Rapid advances in biotechnologies are amassing biological interaction data, such as protein-protein and gene-gene interaction networks, at unprecedented pace and rate, presenting a new powerful resource and allowing the reformulation of old, yet important, biological questions in a new context. The size and complexity of these new types of data pose great challenges for experimental and computational biologists alike. Addressing these challenges has been a primary focus of much research under the umbrella term of systems biology. However, almost no work has been done on providing tools for simultaneous evolutionary analysis of genomic and interactomic data. This project will delineate the significant impact such a simultaneous analysis can have on understanding and analyzing biological interaction networks, and will explore new methodologies for conducting computational analyses. In particular, two areas will be addressed that will help shed light on interaction networks and their complexity:
1. Novel genome-interactome evolutionary models. Coalescent theory has been one of the central models for establishing the relationships among gene genealogies and species phylogenies. In its current form this theory neither allows for modeling events that arise in genomic studies, such as gene duplication and loss, nor has it been used to explain interaction network evolution. This research will extend coalescent theory to model genome-scale evolutionary events, and develop a new unified framework for modeling the simultaneous evolution of genomic and interactomic data.
2. Novel stochastic modeling and inference using graph grammars. Stochastic models, such as hidden Markov models and stochastic context-free grammars, have been used extensively in the analysis of biological sequence data. However, no equivalent models have been introduced for analysis of interaction networks.
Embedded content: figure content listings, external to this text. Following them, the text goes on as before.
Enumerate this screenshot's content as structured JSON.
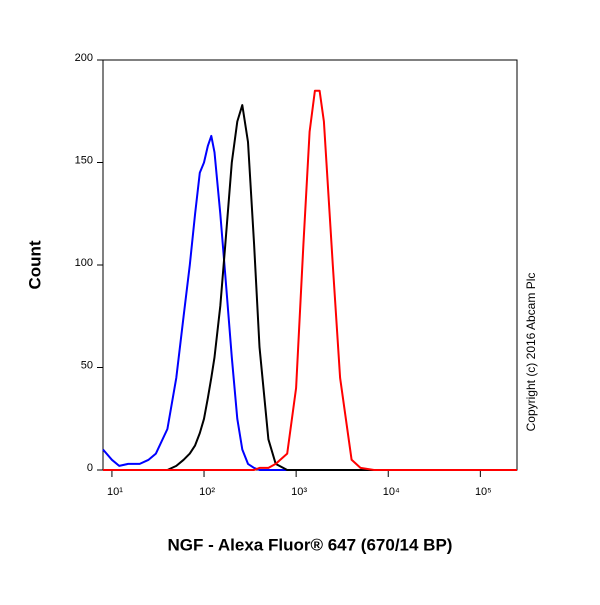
{
  "chart_data": {
    "type": "line",
    "x_label": "NGF - Alexa Fluor® 647 (670/14 BP)",
    "y_label": "Count",
    "annotation": "Copyright (c) 2016 Abcam Plc",
    "x_log": true,
    "x": [
      8,
      10,
      12,
      15,
      20,
      25,
      30,
      40,
      50,
      60,
      70,
      80,
      90,
      100,
      110,
      120,
      130,
      150,
      170,
      200,
      230,
      260,
      300,
      350,
      400,
      500,
      600,
      800,
      1000,
      1200,
      1400,
      1600,
      1800,
      2000,
      2500,
      3000,
      4000,
      5000,
      7000,
      10000,
      30000,
      100000,
      250000
    ],
    "series": [
      {
        "color": "#0000ff",
        "values": [
          10,
          5,
          2,
          3,
          3,
          5,
          8,
          20,
          45,
          75,
          100,
          125,
          145,
          150,
          158,
          163,
          155,
          125,
          95,
          55,
          25,
          10,
          3,
          1,
          0,
          0,
          0,
          0,
          0,
          0,
          0,
          0,
          0,
          0,
          0,
          0,
          0,
          0,
          0,
          0,
          0,
          0,
          0
        ]
      },
      {
        "color": "#000000",
        "values": [
          0,
          0,
          0,
          0,
          0,
          0,
          0,
          0,
          2,
          5,
          8,
          12,
          18,
          25,
          35,
          45,
          55,
          80,
          110,
          150,
          170,
          178,
          160,
          110,
          60,
          15,
          3,
          0,
          0,
          0,
          0,
          0,
          0,
          0,
          0,
          0,
          0,
          0,
          0,
          0,
          0,
          0,
          0
        ]
      },
      {
        "color": "#ff0000",
        "values": [
          0,
          0,
          0,
          0,
          0,
          0,
          0,
          0,
          0,
          0,
          0,
          0,
          0,
          0,
          0,
          0,
          0,
          0,
          0,
          0,
          0,
          0,
          0,
          0,
          1,
          1,
          3,
          8,
          40,
          110,
          165,
          185,
          185,
          170,
          100,
          45,
          5,
          1,
          0,
          0,
          0,
          0,
          0
        ]
      }
    ],
    "xlim": [
      8,
      250000
    ],
    "xticks": [
      {
        "value": 10,
        "label": "10¹"
      },
      {
        "value": 100,
        "label": "10²"
      },
      {
        "value": 1000,
        "label": "10³"
      },
      {
        "value": 10000,
        "label": "10⁴"
      },
      {
        "value": 100000,
        "label": "10⁵"
      }
    ],
    "ylim": [
      0,
      200
    ],
    "yticks": [
      0,
      50,
      100,
      150,
      200
    ]
  }
}
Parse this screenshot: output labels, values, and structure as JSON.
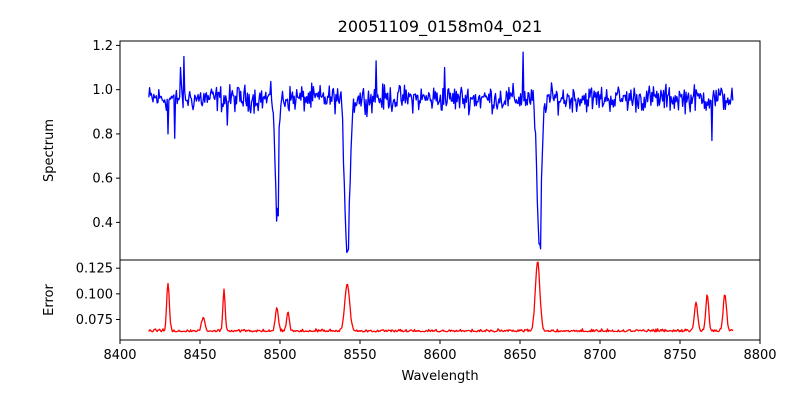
{
  "chart_data": [
    {
      "type": "line",
      "title": "20051109_0158m04_021",
      "xlabel": "",
      "ylabel": "Spectrum",
      "xlim": [
        8400,
        8800
      ],
      "ylim": [
        0.23,
        1.22
      ],
      "yticks": [
        0.4,
        0.6,
        0.8,
        1.0,
        1.2
      ],
      "ytick_labels": [
        "0.4",
        "0.6",
        "0.8",
        "1.0",
        "1.2"
      ],
      "grid": false,
      "color": "#0000ff",
      "continuum": 0.96,
      "noise": 0.05,
      "x_range": [
        8418,
        8783
      ],
      "n_points": 700,
      "absorption_lines": [
        {
          "center": 8498,
          "depth": 0.53,
          "width": 1.0
        },
        {
          "center": 8542,
          "depth": 0.68,
          "width": 1.6
        },
        {
          "center": 8662,
          "depth": 0.68,
          "width": 1.4
        }
      ],
      "spikes": [
        {
          "x": 8430,
          "y": 0.8
        },
        {
          "x": 8434,
          "y": 0.78
        },
        {
          "x": 8438,
          "y": 1.1
        },
        {
          "x": 8440,
          "y": 1.15
        },
        {
          "x": 8467,
          "y": 0.84
        },
        {
          "x": 8499,
          "y": 0.43
        },
        {
          "x": 8543,
          "y": 0.28
        },
        {
          "x": 8560,
          "y": 1.13
        },
        {
          "x": 8603,
          "y": 1.1
        },
        {
          "x": 8652,
          "y": 1.17
        },
        {
          "x": 8663,
          "y": 0.28
        },
        {
          "x": 8770,
          "y": 0.77
        }
      ]
    },
    {
      "type": "line",
      "title": "",
      "xlabel": "Wavelength",
      "ylabel": "Error",
      "xlim": [
        8400,
        8800
      ],
      "ylim": [
        0.055,
        0.133
      ],
      "xticks": [
        8400,
        8450,
        8500,
        8550,
        8600,
        8650,
        8700,
        8750,
        8800
      ],
      "xtick_labels": [
        "8400",
        "8450",
        "8500",
        "8550",
        "8600",
        "8650",
        "8700",
        "8750",
        "8800"
      ],
      "yticks": [
        0.075,
        0.1,
        0.125
      ],
      "ytick_labels": [
        "0.075",
        "0.100",
        "0.125"
      ],
      "grid": false,
      "color": "#ff0000",
      "baseline": 0.063,
      "noise": 0.002,
      "x_range": [
        8418,
        8783
      ],
      "n_points": 700,
      "peaks": [
        {
          "center": 8430,
          "height": 0.11,
          "width": 0.8
        },
        {
          "center": 8452,
          "height": 0.076,
          "width": 1.0
        },
        {
          "center": 8465,
          "height": 0.103,
          "width": 0.7
        },
        {
          "center": 8498,
          "height": 0.086,
          "width": 0.9
        },
        {
          "center": 8505,
          "height": 0.082,
          "width": 0.8
        },
        {
          "center": 8542,
          "height": 0.109,
          "width": 1.5
        },
        {
          "center": 8661,
          "height": 0.13,
          "width": 1.4
        },
        {
          "center": 8760,
          "height": 0.091,
          "width": 1.0
        },
        {
          "center": 8767,
          "height": 0.098,
          "width": 0.9
        },
        {
          "center": 8778,
          "height": 0.099,
          "width": 1.0
        }
      ]
    }
  ]
}
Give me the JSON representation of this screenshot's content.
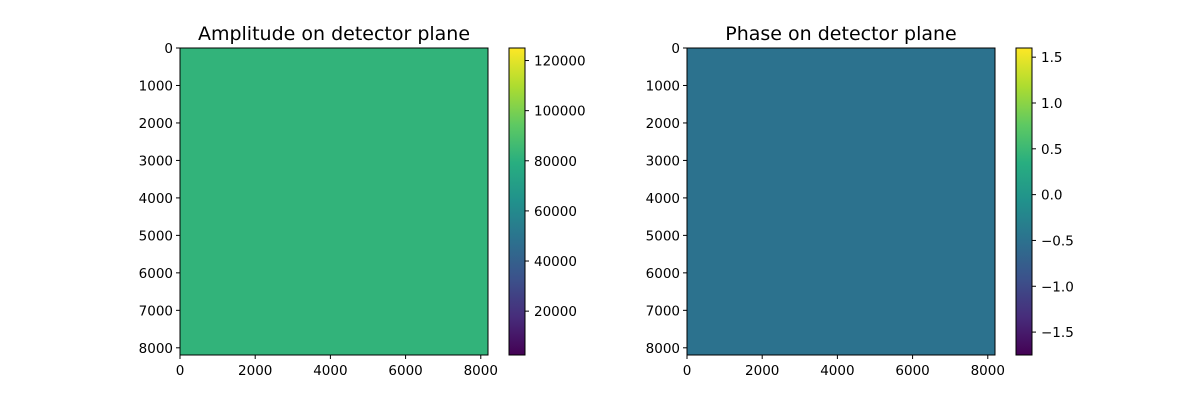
{
  "chart_data": [
    {
      "type": "heatmap",
      "title": "Amplitude on detector plane",
      "xlabel": "",
      "ylabel": "",
      "xlim": [
        0,
        8192
      ],
      "ylim": [
        8192,
        0
      ],
      "xticks": [
        0,
        2000,
        4000,
        6000,
        8000
      ],
      "yticks": [
        0,
        1000,
        2000,
        3000,
        4000,
        5000,
        6000,
        7000,
        8000
      ],
      "fill_value": 82000,
      "colormap": "viridis",
      "colorbar": {
        "range": [
          2500,
          125000
        ],
        "ticks": [
          20000,
          40000,
          60000,
          80000,
          100000,
          120000
        ]
      }
    },
    {
      "type": "heatmap",
      "title": "Phase on detector plane",
      "xlabel": "",
      "ylabel": "",
      "xlim": [
        0,
        8192
      ],
      "ylim": [
        8192,
        0
      ],
      "xticks": [
        0,
        2000,
        4000,
        6000,
        8000
      ],
      "yticks": [
        0,
        1000,
        2000,
        3000,
        4000,
        5000,
        6000,
        7000,
        8000
      ],
      "fill_value": -0.5,
      "colormap": "viridis",
      "colorbar": {
        "range": [
          -1.75,
          1.6
        ],
        "ticks": [
          -1.5,
          -1.0,
          -0.5,
          0.0,
          0.5,
          1.0,
          1.5
        ]
      }
    }
  ]
}
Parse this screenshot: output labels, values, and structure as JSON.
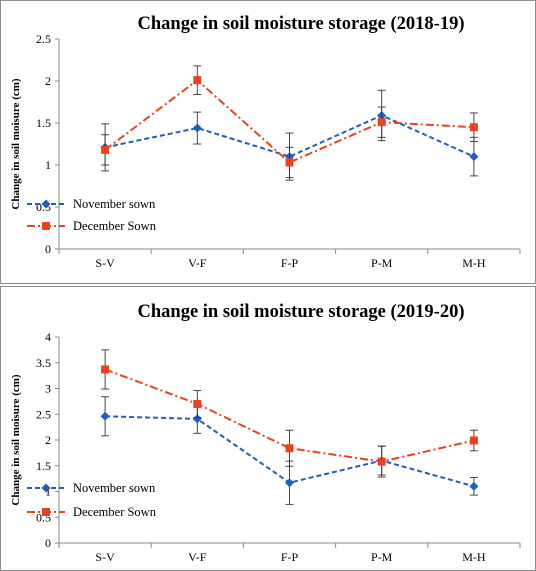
{
  "chart_data": [
    {
      "type": "line",
      "title": "Change in soil moisture storage (2018-19)",
      "xlabel": "",
      "ylabel": "Change in soil moisure (cm)",
      "categories": [
        "S-V",
        "V-F",
        "F-P",
        "P-M",
        "M-H"
      ],
      "ylim": [
        0,
        2.5
      ],
      "yticks": [
        "0",
        "0.5",
        "1",
        "1.5",
        "2",
        "2.5"
      ],
      "grid": false,
      "legend_position": "bottom-left",
      "series": [
        {
          "name": "November sown",
          "values": [
            1.21,
            1.44,
            1.1,
            1.59,
            1.1
          ],
          "errors": [
            0.28,
            0.19,
            0.28,
            0.3,
            0.23
          ],
          "color": "#1f5fbf",
          "marker": "diamond",
          "line_style": "dashed"
        },
        {
          "name": "December Sown",
          "values": [
            1.18,
            2.01,
            1.03,
            1.51,
            1.45
          ],
          "errors": [
            0.18,
            0.17,
            0.18,
            0.18,
            0.17
          ],
          "color": "#e8431d",
          "marker": "square",
          "line_style": "dash-dot"
        }
      ]
    },
    {
      "type": "line",
      "title": "Change in soil moisture storage (2019-20)",
      "xlabel": "",
      "ylabel": "Change in soil moisure (cm)",
      "categories": [
        "S-V",
        "V-F",
        "F-P",
        "P-M",
        "M-H"
      ],
      "ylim": [
        0,
        4
      ],
      "yticks": [
        "0",
        "0.5",
        "1",
        "1.5",
        "2",
        "2.5",
        "3",
        "3.5",
        "4"
      ],
      "grid": false,
      "legend_position": "bottom-left",
      "series": [
        {
          "name": "November sown",
          "values": [
            2.46,
            2.41,
            1.17,
            1.6,
            1.1
          ],
          "errors": [
            0.38,
            0.28,
            0.42,
            0.28,
            0.17
          ],
          "color": "#1f5fbf",
          "marker": "diamond",
          "line_style": "dashed"
        },
        {
          "name": "December Sown",
          "values": [
            3.37,
            2.7,
            1.84,
            1.58,
            1.99
          ],
          "errors": [
            0.38,
            0.26,
            0.35,
            0.3,
            0.2
          ],
          "color": "#e8431d",
          "marker": "square",
          "line_style": "dash-dot"
        }
      ]
    }
  ]
}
This research will explore new applications of stochastic graph grammars, as well as ways in which these stochastic models can be used to provide insightful analyses of these networks.
Broad Impact
Situated at the intersection of cellular, molecular, and evolutionary biology, this work will have a significant impact on the development and applications of computational tools such as stochastic graph grammars and dissimilarity measures. The project will provide opportunities for training students in an interdisciplinary area, and will result in the development of new courses focused on evolutionary analysis of biological networks. The interdisciplinary nature of the proposed work will help successfully recruit students to computer science from traditionally under-represented groups. The project methodologies will be implemented in software packages and made available through open-source mechanisms.